Pada sudut filtrasi terdapat garis Schwalbe yang merupakan akhir perifer endotel dan
membrane desement, kanal Schlemm yang menampung cairan mata kesalurannya.
Sudut filtrasi berbatas dengan akar iris berhubungan dengan sclera kornea dan disini
ditemukan scleral spur yang membuat cincin melingkar 360 derajat dan merupakan batas
belakang sudut filtrasi serta tempat insersi otot siliar longitudinal. Trabekular meshwork
mengisi kelengkungan sudut filtrasi yang mempunyai dua komponen yaitu badan siliar dan
uvea.
Tekanan intraocular ditentukan oleh kecepatan terbentuknya cairan (aqueous humor)
bola mata oleh adan siliar dan hambatan yang terjadi pada trabecular meshwork. Aqueous
humor yang dihasilkan badan siliar masuk ke bilik mata belakang, kemudian melalui pupil
menuju bilik mata depan dan terus ke bilik mata depan, tepatnya ke trabecular meshwork,
mencapai kanal Schlemm dan melalui saluran ini keluar dari bola mata. Pada glaukoma kronik
sudut terbuka, hambatannya terletak pada trabecular meshwork maka akan terjadi penimbunan
cairan bilik mata di dalam bola mata sehingga tekanan bola mata meninggi.
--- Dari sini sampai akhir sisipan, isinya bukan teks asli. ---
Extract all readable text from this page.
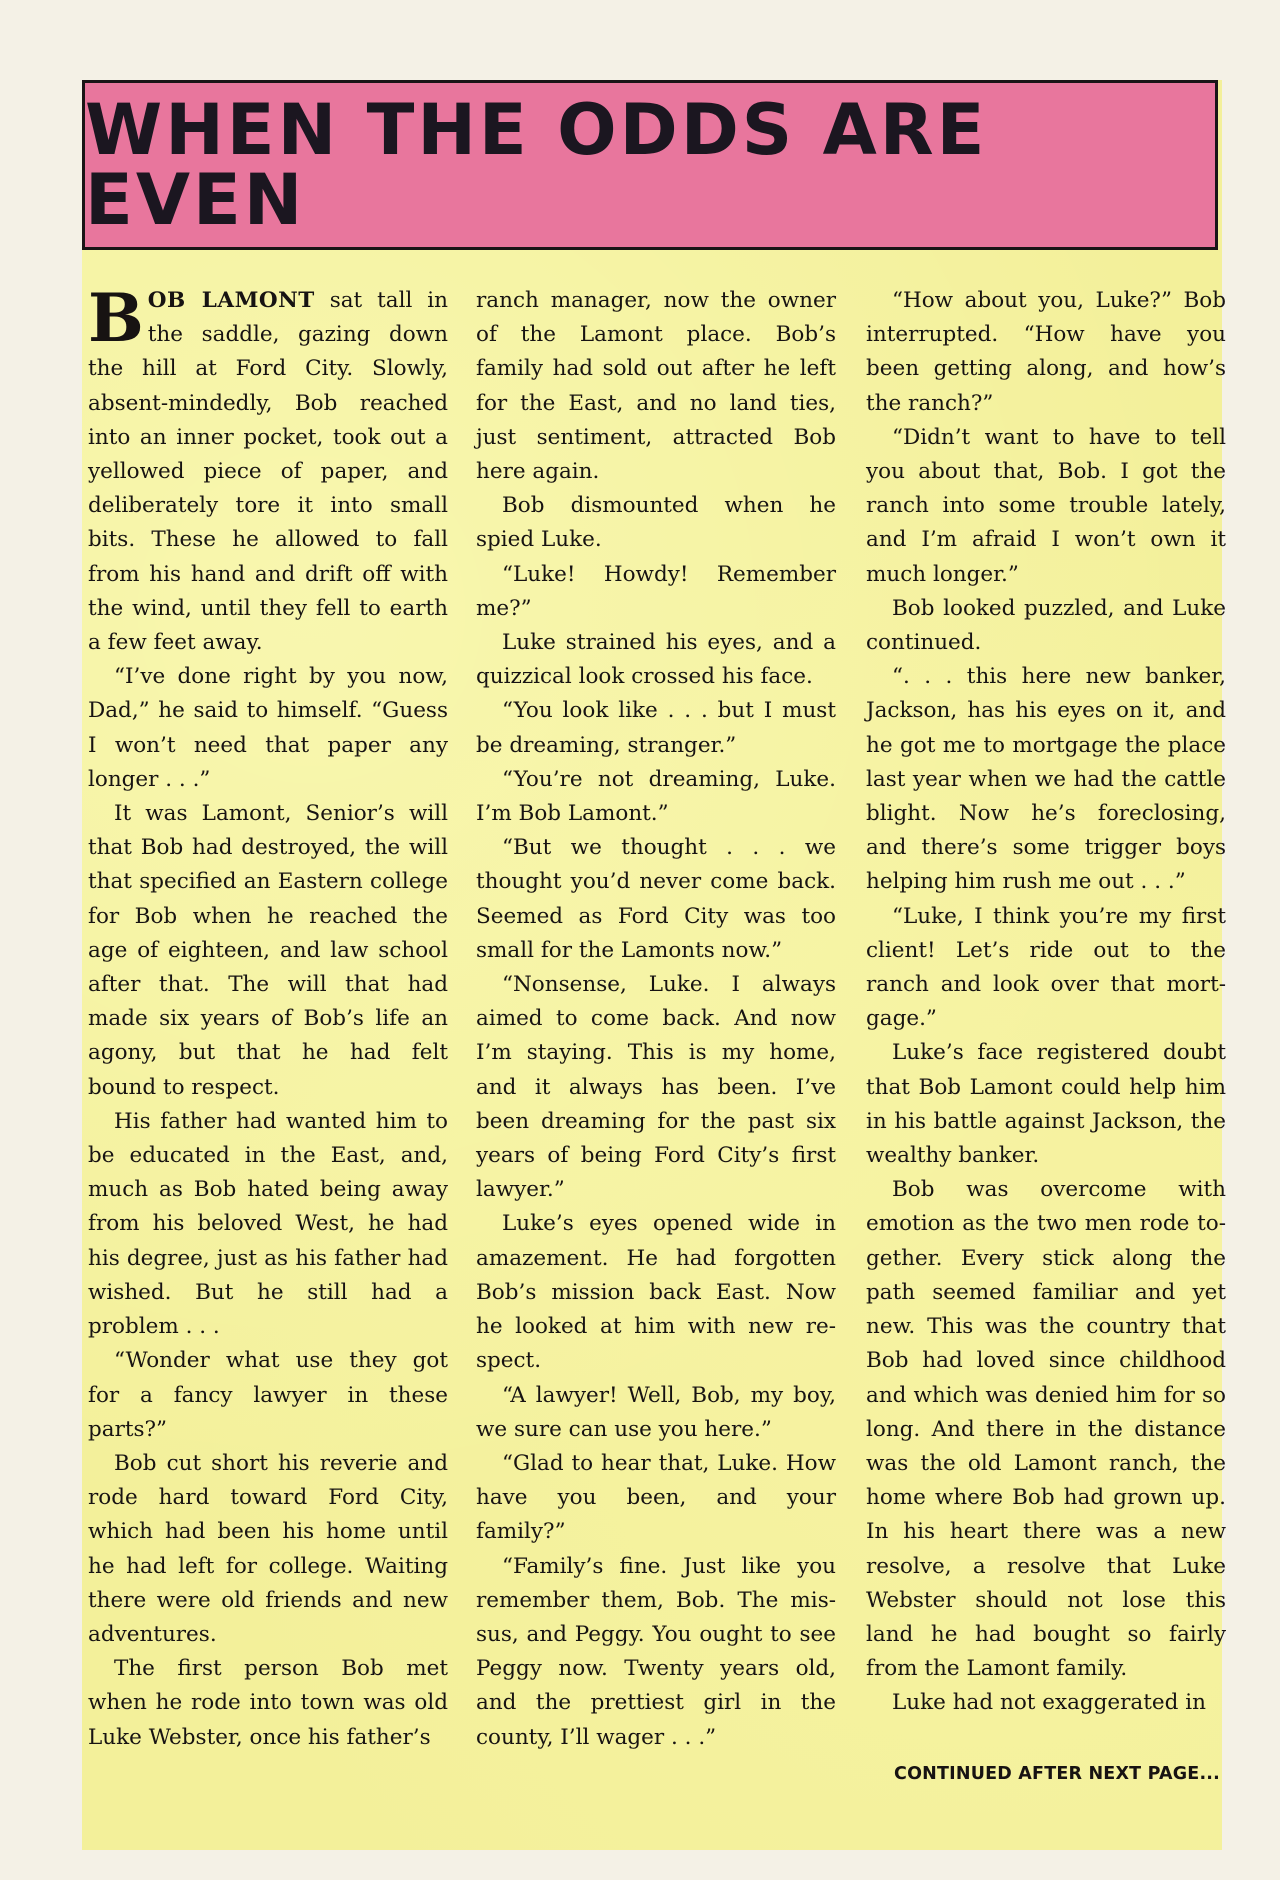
WHEN THE ODDS ARE EVEN

BOB LAMONT sat tall in the saddle, gazing down the hill at Ford City. Slowly, absent-mindedly, Bob reached into an inner pocket, took out a yellowed piece of paper, and deliberately tore it into small bits. These he allowed to fall from his hand and drift off with the wind, until they fell to earth a few feet away.

“I’ve done right by you now, Dad,” he said to himself. “Guess I won’t need that paper any longer . . .”

It was Lamont, Senior’s will that Bob had destroyed, the will that specified an Eastern college for Bob when he reached the age of eighteen, and law school after that. The will that had made six years of Bob’s life an agony, but that he had felt bound to respect.

His father had wanted him to be educated in the East, and, much as Bob hated being away from his beloved West, he had his degree, just as his father had wished. But he still had a problem . . .

“Wonder what use they got for a fancy lawyer in these parts?”

Bob cut short his reverie and rode hard toward Ford City, which had been his home until he had left for college. Waiting there were old friends and new adventures.

The first person Bob met when he rode into town was old Luke Webster, once his father’s

ranch manager, now the owner of the Lamont place. Bob’s family had sold out after he left for the East, and no land ties, just sentiment, attracted Bob here again.

Bob dismounted when he spied Luke.

“Luke! Howdy! Remember me?”

Luke strained his eyes, and a quizzical look crossed his face.

“You look like . . . but I must be dreaming, stranger.”

“You’re not dreaming, Luke. I’m Bob Lamont.”

“But we thought . . . we thought you’d never come back. Seemed as Ford City was too small for the Lamonts now.”

“Nonsense, Luke. I always aimed to come back. And now I’m staying. This is my home, and it always has been. I’ve been dreaming for the past six years of being Ford City’s first lawyer.”

Luke’s eyes opened wide in amazement. He had forgotten Bob’s mission back East. Now he looked at him with new respect.

“A lawyer! Well, Bob, my boy, we sure can use you here.”

“Glad to hear that, Luke. How have you been, and your family?”

“Family’s fine. Just like you remember them, Bob. The missus, and Peggy. You ought to see Peggy now. Twenty years old, and the prettiest girl in the county, I’ll wager . . .”

“How about you, Luke?” Bob interrupted. “How have you been getting along, and how’s the ranch?”

“Didn’t want to have to tell you about that, Bob. I got the ranch into some trouble lately, and I’m afraid I won’t own it much longer.”

Bob looked puzzled, and Luke continued.

“. . . this here new banker, Jackson, has his eyes on it, and he got me to mortgage the place last year when we had the cattle blight. Now he’s foreclosing, and there’s some trigger boys helping him rush me out . . .”

“Luke, I think you’re my first client! Let’s ride out to the ranch and look over that mortgage.”

Luke’s face registered doubt that Bob Lamont could help him in his battle against Jackson, the wealthy banker.

Bob was overcome with emotion as the two men rode together. Every stick along the path seemed familiar and yet new. This was the country that Bob had loved since childhood and which was denied him for so long. And there in the distance was the old Lamont ranch, the home where Bob had grown up. In his heart there was a new resolve, a resolve that Luke Webster should not lose this land he had bought so fairly from the Lamont family.

Luke had not exaggerated in

CONTINUED AFTER NEXT PAGE...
Pada glaukoma
akut hambatan terjadi karena iris perifer menutup sudut bilik depan, hingga jaringan
trabekulum tidak dapat dicapai oleh sarkus.

6 Klasifikasi
Klasifikasi berdasarkan etiologinya:
a. Glaukoma Primer 1. Glaukoma sudut terbuka
2. Glaukoma sudut tertutup
b. Glaukoma Sekunder 3. Glaukoma pigmentasi
4. Sindrom eksfoliasi
5. Akibat kelainan lensa (fakogenik)
6. Akibat kelainan traktus uvea
7. Sindrom iridokorneoendotelial (ICE)
8. Trauma
9. Pascaoperasi
10. Glaukoma neovascular
11. Peningkatan tekanan episklera
12. Akibat steroid
c. Glaukoma Kongenital 1. Glaukoma kongenital primer
2. Glaukoma yang berkaitan dengan
kelainan perkembangan mata lain
3. Glaukoma yang berkaitan dengan
kelainan perkembangan ekstraokular
d. Glaukoma Absolut Stadium akhir dari glaukoma apabila
tidak terkontrol

a. Glaukoma Primer
Glaukoma dengan etiologi tidak pasti, dimana tidak didapatkan kelainan yang
merupakan penyebab glaukoma. Glaukoma ini didapatkan pada orang yang telah
memiliki bakat bawaan glaukoma, seperti :
 Gangguan fasilitas pengeluaran cairan mata atau susunan anatomis bilik mata
menyempit
 Kelainan pertumbuhan pada sudut bilik mata depan (goniodisgenesis), berupa
trubekulodisgenesis, iridodisgenesis dan korneodisgenesis dan yang paling sering
beripa trabekulodigenesis dan goniodisgenesis.
Glaukoma primer bersifat bilateral yang tidak selsalu simetris dengan sudut
bilik mata tertutup ataupun terbuka, pengelompokkan ini berguna untuk
penatalaksanaan dan peneitian.
1. Glaukoma Sudut Terbuka (Glaukoma Kronis)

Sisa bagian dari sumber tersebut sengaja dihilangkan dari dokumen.